Call predict on the estimator with the best found parameters.

Only available if refit=True and the underlying estimator supports predict.

Parameters:

X : indexable, length n_samples

Must fulfill the input assumptions of the underlying estimator.

predict_log_proba(X)

Call predict_log_proba on the estimator with the best found parameters.

Only available if refit=True and the underlying estimator supports predict_log_proba.

Parameters:

X : indexable, length n_samples

Must fulfill the input assumptions of the underlying estimator.

predict_proba(X)

Call predict_proba on the estimator with the best found parameters.

Only available if refit=True and the underlying estimator supports predict_proba.

Parameters:

X : indexable, length n_samples

Must fulfill the input assumptions of the underlying estimator.

score(X, y=None)

Returns the score on the given data, if the estimator has been refit.

This uses the score defined by scoring where provided, and the best_estimator_.score method otherwise.

Parameters:

X : array-like, shape = [n_samples, n_features]

Input data, where n_samples is the number of samples and n_features is the number of features.

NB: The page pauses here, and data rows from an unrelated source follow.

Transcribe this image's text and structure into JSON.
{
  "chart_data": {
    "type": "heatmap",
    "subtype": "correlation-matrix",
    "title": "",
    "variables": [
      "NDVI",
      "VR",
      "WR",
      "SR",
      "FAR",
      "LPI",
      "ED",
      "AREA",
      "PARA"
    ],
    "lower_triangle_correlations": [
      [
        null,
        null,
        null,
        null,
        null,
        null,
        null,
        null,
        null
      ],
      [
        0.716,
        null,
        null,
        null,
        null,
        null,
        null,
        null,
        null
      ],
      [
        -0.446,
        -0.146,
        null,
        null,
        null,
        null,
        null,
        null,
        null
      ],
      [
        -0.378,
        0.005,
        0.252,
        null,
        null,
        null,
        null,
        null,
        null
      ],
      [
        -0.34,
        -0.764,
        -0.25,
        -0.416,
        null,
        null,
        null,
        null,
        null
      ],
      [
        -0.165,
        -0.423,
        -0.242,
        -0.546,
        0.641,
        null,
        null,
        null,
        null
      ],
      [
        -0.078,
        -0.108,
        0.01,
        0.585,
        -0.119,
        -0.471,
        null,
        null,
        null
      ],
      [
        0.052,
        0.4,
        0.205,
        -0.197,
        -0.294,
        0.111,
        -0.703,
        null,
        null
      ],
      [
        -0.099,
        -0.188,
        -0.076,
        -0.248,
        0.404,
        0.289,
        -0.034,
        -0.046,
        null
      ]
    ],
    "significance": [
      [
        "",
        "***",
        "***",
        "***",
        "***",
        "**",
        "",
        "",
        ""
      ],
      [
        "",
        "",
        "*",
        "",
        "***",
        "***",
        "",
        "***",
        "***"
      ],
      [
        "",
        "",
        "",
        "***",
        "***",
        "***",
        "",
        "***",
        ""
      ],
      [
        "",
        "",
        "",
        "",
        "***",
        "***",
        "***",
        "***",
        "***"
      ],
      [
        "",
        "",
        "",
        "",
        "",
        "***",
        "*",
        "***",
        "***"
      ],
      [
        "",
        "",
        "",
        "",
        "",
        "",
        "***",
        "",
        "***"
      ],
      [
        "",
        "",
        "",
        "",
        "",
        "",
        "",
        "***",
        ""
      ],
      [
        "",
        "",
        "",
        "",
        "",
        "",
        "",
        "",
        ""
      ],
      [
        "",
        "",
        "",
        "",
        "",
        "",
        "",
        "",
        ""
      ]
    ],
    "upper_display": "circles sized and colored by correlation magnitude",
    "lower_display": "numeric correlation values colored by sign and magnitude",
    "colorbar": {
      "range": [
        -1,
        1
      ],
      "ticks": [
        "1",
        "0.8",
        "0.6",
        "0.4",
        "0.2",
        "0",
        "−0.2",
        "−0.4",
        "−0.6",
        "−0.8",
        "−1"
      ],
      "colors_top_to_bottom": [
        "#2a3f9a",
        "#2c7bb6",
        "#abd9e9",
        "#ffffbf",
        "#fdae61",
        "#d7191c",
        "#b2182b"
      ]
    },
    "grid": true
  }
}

y : array-like, shape = [n_samples] or [n_samples, n_output], optional

Target relative to X for classification or regression; None for unsupervised learning.

Returns:

score : float

set_params(**params)

Set the parameters of this estimator.

The method works on simple estimators as well as on nested objects (such as pipelines). The latter have parameters of the form <component>__<parameter> so that it’s possible to update each component of a nested object.

Returns:self :
transform(X)

Call transform on the estimator with the best found parameters.

Only available if the underlying estimator supports transform and refit=True.

Parameters:

X : indexable, length n_samples

Must fulfill the input assumptions of the underlying estimator.

visualize(filename='mydask', format=None, **kwargs)

Render the task graph for this parameter search using graphviz.

Requires graphviz to be installed.

Parameters:

filename : str or None, optional

The name (without an extension) of the file to write to disk. If filename is None, no file will be written, and we communicate with dot using only pipes.

format : {‘png’, ‘pdf’, ‘dot’, ‘svg’, ‘jpeg’, ‘jpg’}, optional

Format in which to write output file. Default is ‘png’.

**kwargs :

Additional keyword arguments to forward to dask.dot.to_graphviz.